Thursday, September 28, 2006

What is remembered: Athens.

From my six months in Athens as a young adult, two people and incidents strike me as memorable now. One was a tiny crooked lady who appeared at the Piraeus underground station one day. She was the colour of dust all over - hair, skin, clothes - wrinkled and extremely small. She walked right to the centre of the station, chucked down the dust-coloured sack she had been carrying, threw back her head, and shouted in a voice as broken as it was loud: "Sika freska sika! Sika freska sika!" - a fig seller.

I had never seen fresh figs; I had to go and get a closer look.

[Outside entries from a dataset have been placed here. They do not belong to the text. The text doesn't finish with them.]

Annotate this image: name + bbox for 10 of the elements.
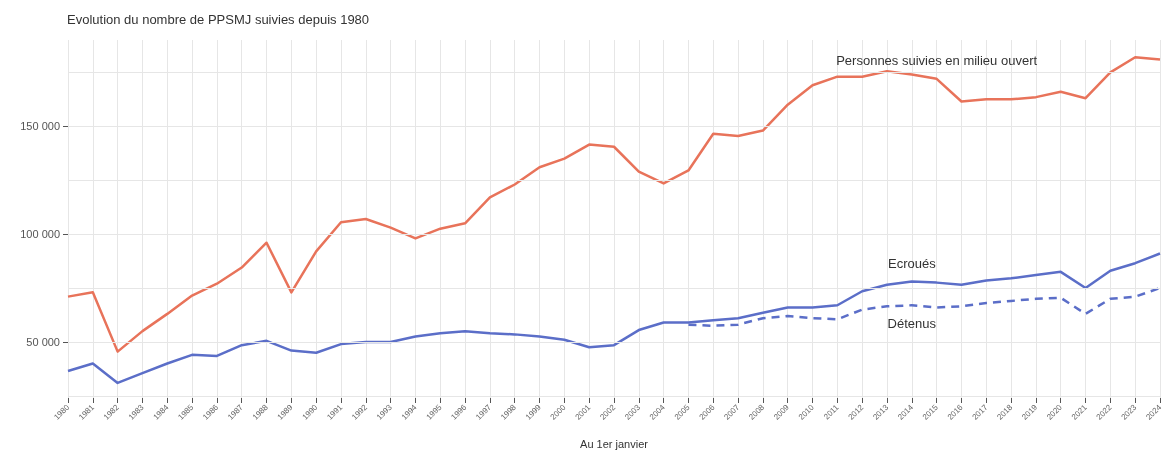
y-tick-label: 100 000 [20,228,60,241]
series-label: Personnes suivies en milieu ouvert [836,52,1038,68]
series-label: Ecroués [887,255,937,271]
x-axis-title: Au 1er janvier [580,437,649,450]
line-series [66,56,1162,353]
y-tick-label: 150 000 [20,120,60,133]
chart-title: Evolution du nombre de PPSMJ suivies depuis 1980 [67,12,370,27]
series-label: Détenus [887,316,937,332]
line-series [66,252,1162,385]
y-tick-label: 50 000 [26,335,60,348]
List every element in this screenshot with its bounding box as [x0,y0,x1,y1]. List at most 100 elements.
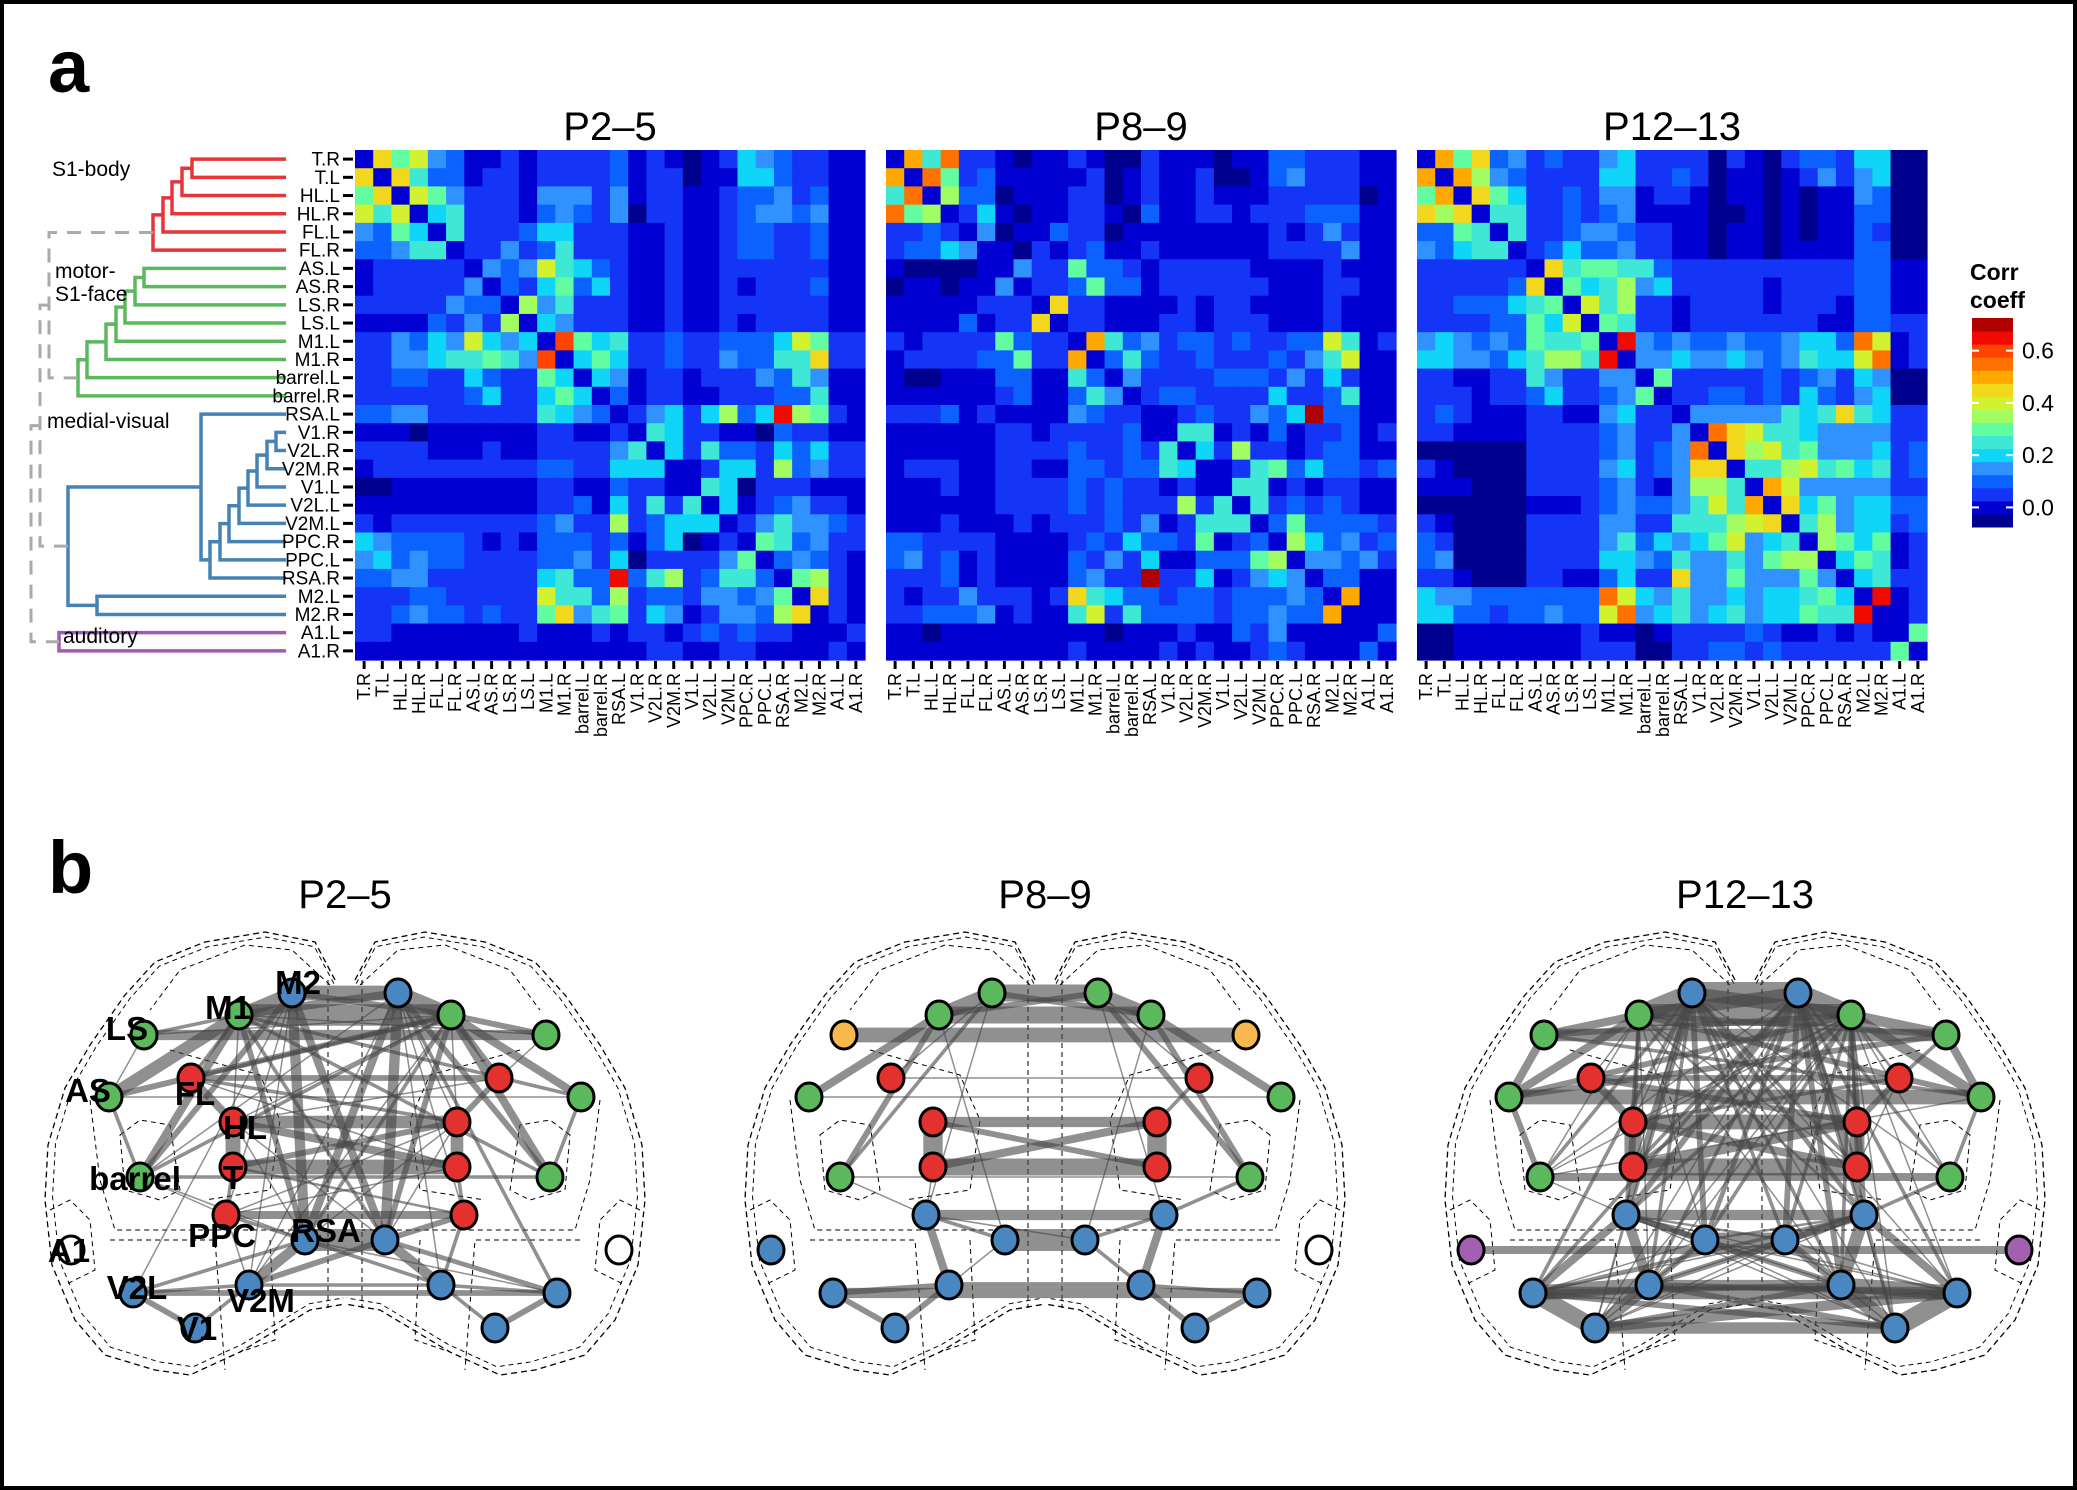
heatmap-cell [1872,222,1892,242]
heatmap-cell [1250,550,1270,570]
heatmap-cell [1031,441,1051,461]
heatmap-cell [518,441,538,461]
heatmap-cell [1763,295,1782,315]
heatmap-cell [1544,204,1564,224]
heatmap-cell [1177,496,1197,515]
heatmap-cell [1013,313,1033,333]
heatmap-cell [1471,605,1491,625]
heatmap-cell [886,313,905,333]
heatmap-cell [1122,295,1142,315]
heatmap-cell [958,532,978,552]
heatmap-cell [391,568,411,588]
heatmap-cell [977,459,996,479]
heatmap-cell [1286,496,1306,515]
heatmap-cell [1744,641,1764,661]
heatmap-cell [664,568,684,588]
heatmap-cell [1580,496,1600,515]
heatmap-cell [482,587,502,606]
heatmap-cell [1744,332,1764,351]
heatmap-cell [391,295,411,315]
heatmap-cell [1359,295,1379,315]
heatmap-cell [1799,459,1819,479]
heatmap-cell [755,514,775,534]
heatmap-cell [1068,550,1087,570]
network-node [1826,1269,1856,1301]
heatmap-cell [958,222,978,242]
heatmap-cell [1268,241,1288,260]
heatmap-cell [958,386,978,406]
heatmap-cell [1599,496,1618,515]
heatmap-cell [940,186,960,206]
heatmap-cell [1471,514,1491,534]
network-edge [135,1010,244,1182]
heatmap-cell [482,459,502,479]
heatmap-cell [518,568,538,588]
heatmap-cell [1508,386,1527,406]
heatmap-cell [1635,295,1655,315]
heatmap-cell [1799,641,1819,661]
heatmap-cell [1817,514,1837,534]
heatmap-cell [518,168,538,188]
heatmap-cell [1304,168,1324,188]
heatmap-cell [1817,168,1837,188]
heatmap-cell [1763,459,1782,479]
heatmap-cell [628,568,648,588]
heatmap-cell [1049,186,1069,206]
heatmap-cell [1763,423,1782,443]
heatmap-cell [846,532,866,552]
heatmap-cell [1599,222,1618,242]
x-tick-label: V2L.R [1177,673,1197,723]
heatmap-cell [1341,168,1361,188]
network-edge [131,1283,251,1295]
heatmap-cell [995,568,1015,588]
heatmap-cell [1508,423,1527,443]
heatmap-cell [977,477,996,497]
network-node [542,1277,572,1309]
heatmap-cell [995,259,1015,279]
heatmap-cell [1763,514,1782,534]
heatmap-cell [1013,423,1033,443]
heatmap-cell [1817,477,1837,497]
heatmap-cell [1872,277,1892,297]
heatmap-cell [1872,550,1892,570]
heatmap-cell [1031,641,1051,661]
heatmap-cell [1672,277,1691,297]
heatmap-cell [737,241,757,260]
region-border [464,1239,580,1371]
heatmap-cell [391,605,411,625]
heatmap-cell [1359,241,1379,260]
heatmap-cell [940,550,960,570]
heatmap-cell [1708,514,1728,534]
heatmap-cell [1159,423,1179,443]
heatmap-cell [1304,459,1324,479]
heatmap-cell [886,514,905,534]
heatmap-cell [1341,514,1361,534]
heatmap-cell [1763,441,1782,461]
heatmap-cell [1359,204,1379,224]
heatmap-cell [391,623,411,643]
heatmap-cell [1817,496,1837,515]
heatmap-cell [482,386,502,406]
network-node [1770,1224,1800,1256]
heatmap-cell [810,222,830,242]
heatmap-cell [1781,186,1801,206]
heatmap-cell [1122,222,1142,242]
heatmap-cell [773,204,793,224]
network-edge [1796,991,1952,1179]
heatmap-cell [828,405,848,424]
heatmap-cell [1213,277,1233,297]
heatmap-cell [610,277,629,297]
heatmap-cell [610,623,629,643]
heatmap-cell [500,623,520,643]
heatmap-cell [940,350,960,370]
heatmap-cell [1304,277,1324,297]
heatmap-cell [1817,405,1837,424]
heatmap-cell [1744,150,1764,169]
heatmap-cell [1177,241,1197,260]
heatmap-cell [464,186,484,206]
heatmap-cell [628,587,648,606]
heatmap-cell [1726,514,1746,534]
network-edge [189,1076,459,1124]
heatmap-cell [482,623,502,643]
heatmap-cell [646,168,666,188]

Her sack was full of figs, deep purple in colour, dusty, onion-shaped. I bought a small paper bagful of them, out of curiosity, although I didn't know how to eat them. I don't remember how much she asked for the figs she had dragged on her back from God knows where. I believe it was ridiculously little, even when measured against my vanishingly small Athenian wages. Somehow I managed to peel the fig - with my fingers? With the Swiss Army knife which got lost in Athens but which I might still have had in my pocket then? In any case, the taste was delicious, the whole fruit out of this world, alien, from another planet.

2 comments:

nmj said...

'colour of dust all over' that is a nice image, anna mr, i love fresh figs though they don't look very nice!

Anonymous said...

Mmmm, yummy. Fruit, like wine, tastes so much better in its country of origin.